The Colgate Composting Club is planning to revamp Colgate’s sustainability program within the next few weeks.

“The composting club is a small club with a long history and has met many roadblocks along the way,” junior and club member Sonya Falcone said.

Despite these roadblocks, the club was recently granted money to build a small composting facility at the Community Garden. Within the next week, three composting bins will be added to the Colgate Community Garden as part of the largest current composting system on campus. The bins have the capacity to hold a large amount of waste and therefore will be available to students living off-campus who wish to compost their waste and use the facility as a recep­tacle in addition to composting gar­den waste. The compost will then be reintroduced into the garden as fertil­izer in an effort to both reduce and recycle waste while improving the Colgate community.
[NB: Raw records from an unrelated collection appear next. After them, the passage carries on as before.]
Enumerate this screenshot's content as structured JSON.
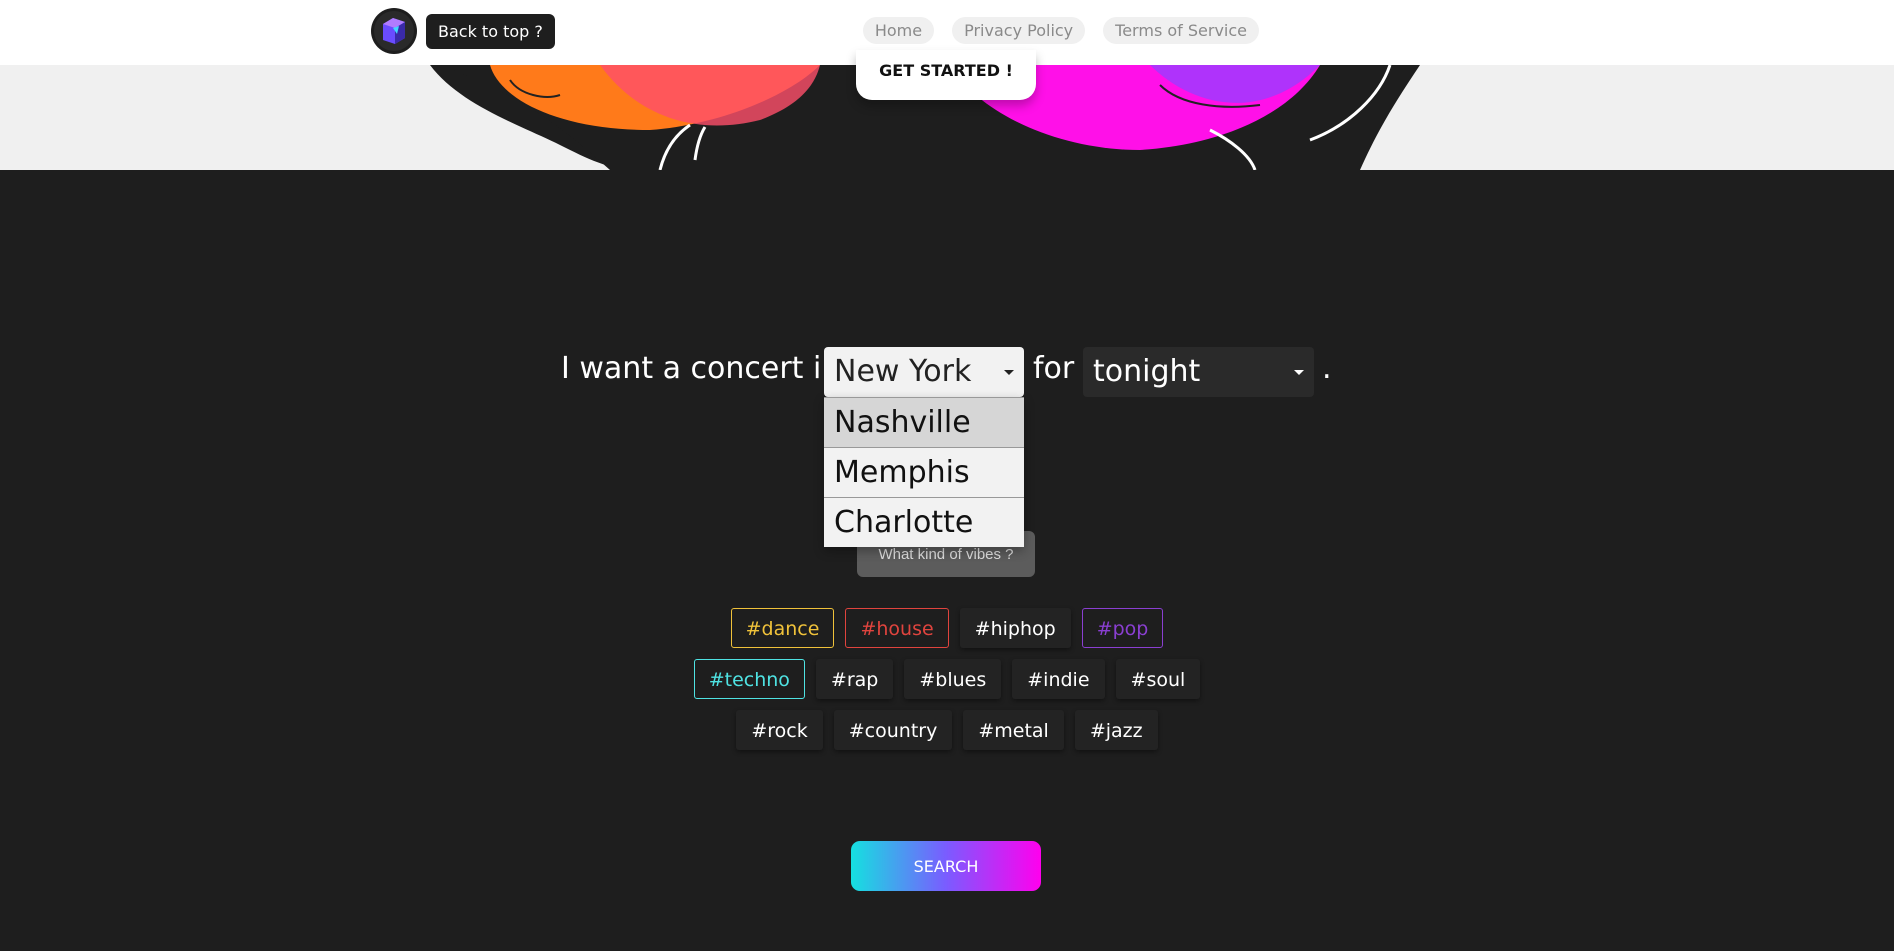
{
  "header": {
    "back_to_top": "Back to top ?",
    "nav": [
      "Home",
      "Privacy Policy",
      "Terms of Service"
    ]
  },
  "hero": {
    "cta": "GET STARTED !"
  },
  "query": {
    "prefix": "I want a concert in",
    "middle": "for",
    "suffix": ".",
    "city_selected": "New York",
    "city_options": [
      "Nashville",
      "Memphis",
      "Charlotte"
    ],
    "time_selected": "tonight"
  },
  "vibes_button": "What kind of vibes ?",
  "tags": [
    [
      {
        "label": "#dance",
        "color": "#f0c23a"
      },
      {
        "label": "#house",
        "color": "#e0443e"
      },
      {
        "label": "#hiphop",
        "color": "#ffffff"
      },
      {
        "label": "#pop",
        "color": "#8a3fd1"
      }
    ],
    [
      {
        "label": "#techno",
        "color": "#4fe3e3"
      },
      {
        "label": "#rap",
        "color": "#ffffff"
      },
      {
        "label": "#blues",
        "color": "#ffffff"
      },
      {
        "label": "#indie",
        "color": "#ffffff"
      },
      {
        "label": "#soul",
        "color": "#ffffff"
      }
    ],
    [
      {
        "label": "#rock",
        "color": "#ffffff"
      },
      {
        "label": "#country",
        "color": "#ffffff"
      },
      {
        "label": "#metal",
        "color": "#ffffff"
      },
      {
        "label": "#jazz",
        "color": "#ffffff"
      }
    ]
  ],
  "active_tags": [
    "#dance",
    "#house",
    "#pop",
    "#techno"
  ],
  "search_label": "SEARCH"
}
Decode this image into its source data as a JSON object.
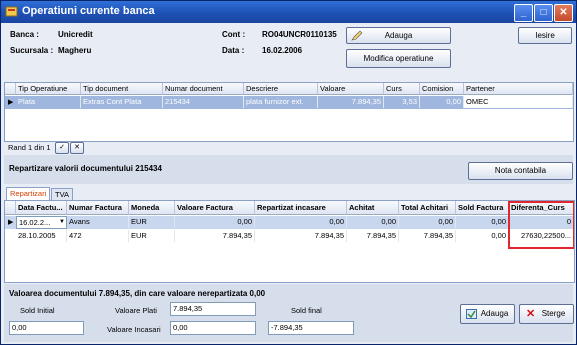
{
  "window": {
    "title": "Operatiuni curente banca"
  },
  "header": {
    "banca_label": "Banca :",
    "banca_value": "Unicredit",
    "sucursala_label": "Sucursala :",
    "sucursala_value": "Magheru",
    "cont_label": "Cont :",
    "cont_value": "RO04UNCR0110135",
    "data_label": "Data :",
    "data_value": "16.02.2006",
    "adauga_label": "Adauga",
    "modifica_label": "Modifica operatiune",
    "iesire_label": "Iesire"
  },
  "operations_grid": {
    "columns": [
      "Tip Operatiune",
      "Tip document",
      "Numar document",
      "Descriere",
      "Valoare",
      "Curs",
      "Comision",
      "Partener"
    ],
    "rows": [
      [
        "Plata",
        "Extras Cont Plata",
        "215434",
        "plata furnizor ext.",
        "7.894,35",
        "3,53",
        "0,00",
        "OMEC"
      ]
    ]
  },
  "navigator": {
    "text": "Rand 1 din 1"
  },
  "repartizare": {
    "title": "Repartizare valorii documentului 215434",
    "nota_label": "Nota contabila",
    "tabs": [
      "Repartizari",
      "TVA"
    ]
  },
  "invoice_grid": {
    "columns": [
      "Data Factu...",
      "Numar Factura",
      "Moneda",
      "Valoare Factura",
      "Repartizat incasare",
      "Achitat",
      "Total Achitari",
      "Sold Factura",
      "Diferenta_Curs"
    ],
    "rows": [
      [
        "16.02.2...",
        "Avans",
        "EUR",
        "0,00",
        "0,00",
        "0,00",
        "0,00",
        "0,00",
        "0"
      ],
      [
        "28.10.2005",
        "472",
        "EUR",
        "7.894,35",
        "7.894,35",
        "7.894,35",
        "7.894,35",
        "0,00",
        "27630,22500..."
      ]
    ],
    "highlight_color": "#e0262e"
  },
  "footer": {
    "summary": "Valoarea documentului 7.894,35, din care valoare nerepartizata 0,00",
    "sold_initial_label": "Sold Initial",
    "sold_initial_value": "0,00",
    "valoare_plati_label": "Valoare Plati",
    "valoare_plati_value": "7.894,35",
    "valoare_incasari_label": "Valoare Incasari",
    "valoare_incasari_value": "0,00",
    "sold_final_label": "Sold final",
    "sold_final_value": "-7.894,35",
    "adauga_label": "Adauga",
    "sterge_label": "Sterge"
  }
}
In addition, the club is in the pro­cess of finalizing the details of a two week campus-wide composting pilot program with the help of Sustainability Coordinator John Pumilio , the dining hall operators, Buildings & Grounds and waste services faculty members. The club is planning on piloting the program in the spring.

Falcone is ready to improve sustainability on campus.

“This is the first time composting initiatives at Colgate have ever been given a grant this extensive, and the project’s success will hopefully help us convince the administration of the advantages of composting, and help us toward our ultimate goal of a school-wide composting system, where food waste is composted from every dining facility on cam­pus. This final goal would bring us up to par with what many of our peer institutions are doing in their sustainability work,” Falcone said.